С площади я направился в квартал Роуда, нашел дом Мурси-бея и постучал в дверь. Он вышел сам и сказал:
— Милости просим!
Я вошел. Красиво меблированная гостиная. «Как хорошо иметь свой дом! — размышлял я. — Да, только тот настоящий человек, у кого есть дом!»
Я сел в кресло и подумал: «Вот бы в нем соснуть! Почему нет у меня хотя бы дивана, на котором я мог бы лежать и спать, как вот этот котенок?»
Когда Мурси-бей на минуту вышел из гостиной, я еще раз посмотрел на котенка, который приятно потягивался на подушечке дивана, протянул руку, чтобы погладить его, а сам с завистью думал: «Эх, хотел бы я быть на месте этого котенка!»

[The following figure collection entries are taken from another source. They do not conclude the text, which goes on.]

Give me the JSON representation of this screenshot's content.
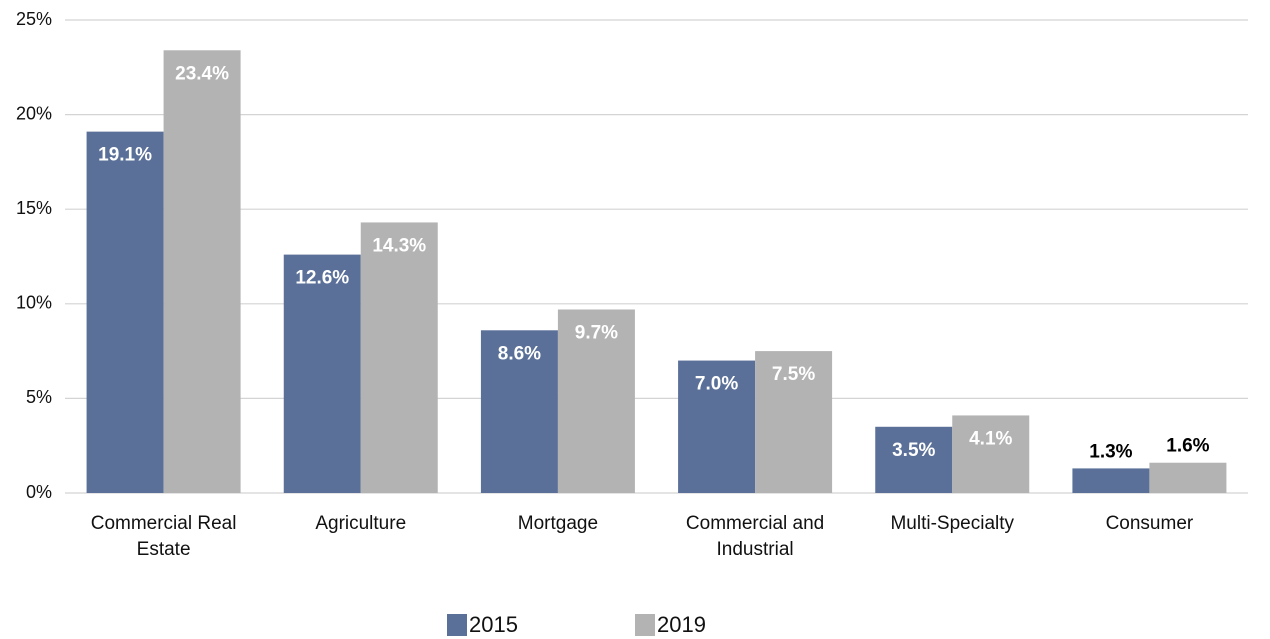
{
  "chart_data": {
    "type": "bar",
    "categories": [
      "Commercial Real Estate",
      "Agriculture",
      "Mortgage",
      "Commercial and Industrial",
      "Multi-Specialty",
      "Consumer"
    ],
    "series": [
      {
        "name": "2015",
        "color": "#5a7098",
        "values": [
          19.1,
          12.6,
          8.6,
          7.0,
          3.5,
          1.3
        ],
        "value_labels": [
          "19.1%",
          "12.6%",
          "8.6%",
          "7.0%",
          "3.5%",
          "1.3%"
        ]
      },
      {
        "name": "2019",
        "color": "#b3b3b3",
        "values": [
          23.4,
          14.3,
          9.7,
          7.5,
          4.1,
          1.6
        ],
        "value_labels": [
          "23.4%",
          "14.3%",
          "9.7%",
          "7.5%",
          "4.1%",
          "1.6%"
        ]
      }
    ],
    "ylim": [
      0,
      25
    ],
    "yticks": [
      {
        "value": 0,
        "label": "0%"
      },
      {
        "value": 5,
        "label": "5%"
      },
      {
        "value": 10,
        "label": "10%"
      },
      {
        "value": 15,
        "label": "15%"
      },
      {
        "value": 20,
        "label": "20%"
      },
      {
        "value": 25,
        "label": "25%"
      }
    ],
    "grid": true,
    "legend": "bottom"
  }
}
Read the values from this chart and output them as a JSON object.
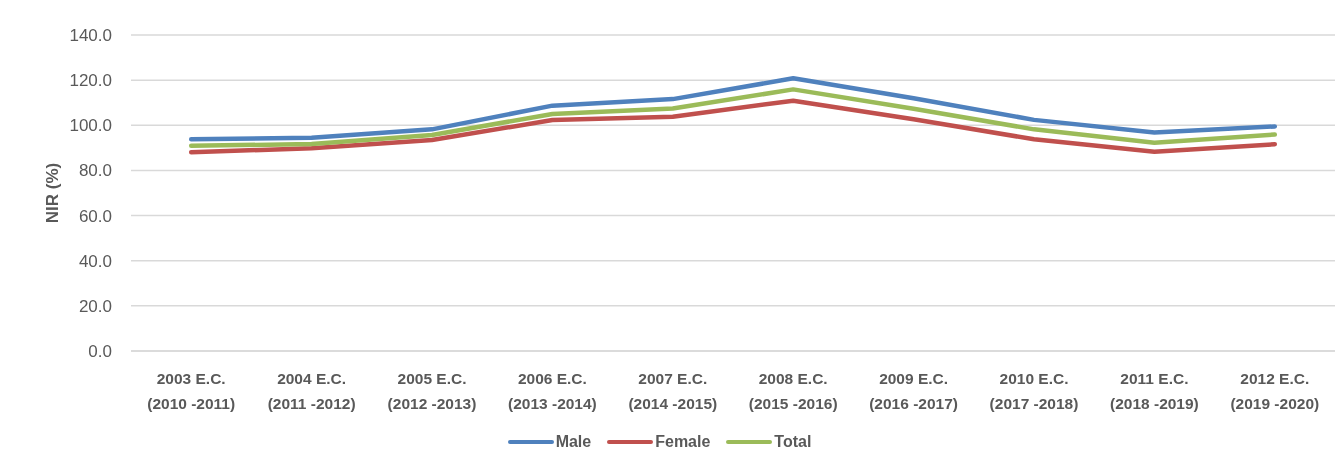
{
  "chart_data": {
    "type": "line",
    "ylabel": "NIR (%)",
    "categories": [
      "2003 E.C. (2010 -2011)",
      "2004 E.C. (2011 -2012)",
      "2005 E.C. (2012 -2013)",
      "2006 E.C. (2013 -2014)",
      "2007 E.C. (2014 -2015)",
      "2008 E.C. (2015 -2016)",
      "2009 E.C. (2016 -2017)",
      "2010 E.C. (2017 -2018)",
      "2011 E.C. (2018 -2019)",
      "2012 E.C. (2019 -2020)"
    ],
    "series": [
      {
        "name": "Male",
        "color": "#4f81bd",
        "values": [
          93.8,
          94.5,
          98.2,
          108.7,
          111.6,
          120.8,
          112.0,
          102.4,
          96.8,
          99.5
        ]
      },
      {
        "name": "Female",
        "color": "#c0504d",
        "values": [
          88.1,
          89.8,
          93.5,
          102.3,
          103.8,
          110.9,
          102.7,
          93.8,
          88.3,
          91.6
        ]
      },
      {
        "name": "Total",
        "color": "#9bbb59",
        "values": [
          90.9,
          91.7,
          95.7,
          105.0,
          107.4,
          115.9,
          107.3,
          98.2,
          92.3,
          95.9
        ]
      }
    ],
    "ylim": [
      0,
      140
    ],
    "yticks": [
      {
        "value": 0,
        "label": "0.0"
      },
      {
        "value": 20,
        "label": "20.0"
      },
      {
        "value": 40,
        "label": "40.0"
      },
      {
        "value": 60,
        "label": "60.0"
      },
      {
        "value": 80,
        "label": "80.0"
      },
      {
        "value": 100,
        "label": "100.0"
      },
      {
        "value": 120,
        "label": "120.0"
      },
      {
        "value": 140,
        "label": "140.0"
      }
    ],
    "grid": "y",
    "legend": "bottom",
    "marker": "none",
    "line_style": "solid"
  }
}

Мурси-бей вернулся, и я встал в знак уважения.
Он сказал:
— Пожалуйста, садитесь.
Я сел, извинился за беспокойство и рассказал ему, как работал у деревенского старосты, потом у Абдульгаффара, объяснил, что мне двадцать лет, что я умею читать, писать и считать, и прошу его помочь мне устроиться на любую работу, обещая оправдать его доверие своим трудом и поведением.
Я обратил внимание, что бей хорошо упитан, краснощек, так и пышет здоровьем. Я отметил также, что великие это вещи — покой и довольство, которыми он наделен вполне и которых я полностью лишен. Одет он был во все дорогое, добротное. «Неужели оба мы — дети Адама и Евы? — думал я. — Тогда почему он упитанный и краснощекий, а я тощий и желтый, как лимон? Почему он здоров, как бык, а я болен и немощен? Почему у него высокая должность, легкая и приятная работа, а я не найду себе даже самой трудной и неприятной? Почему он спит на хорошей постели, а у меня нет даже угла, где бы я мог прикорнуть?»
Я уже хотел сказать ему, что вот, мол, котенок высыпается в свое удовольствие, а мне негде ночевать, но бей опередил меня.
— Хорошо… — начал он.
Я напряг все свое внимание: что скажет он о моей судьбе? Бей немного помолчал, а затем заговорил о том, что вопрос о безработице касается не только меня, что есть много таких людей, у которых нет ни работы, ни пропитания, ни жилья, что даже люди с дипломами высшего учебного заведения ходят без работы.
— Во всяком случае, я постараюсь что-либо для тебя сделать, — закончил он.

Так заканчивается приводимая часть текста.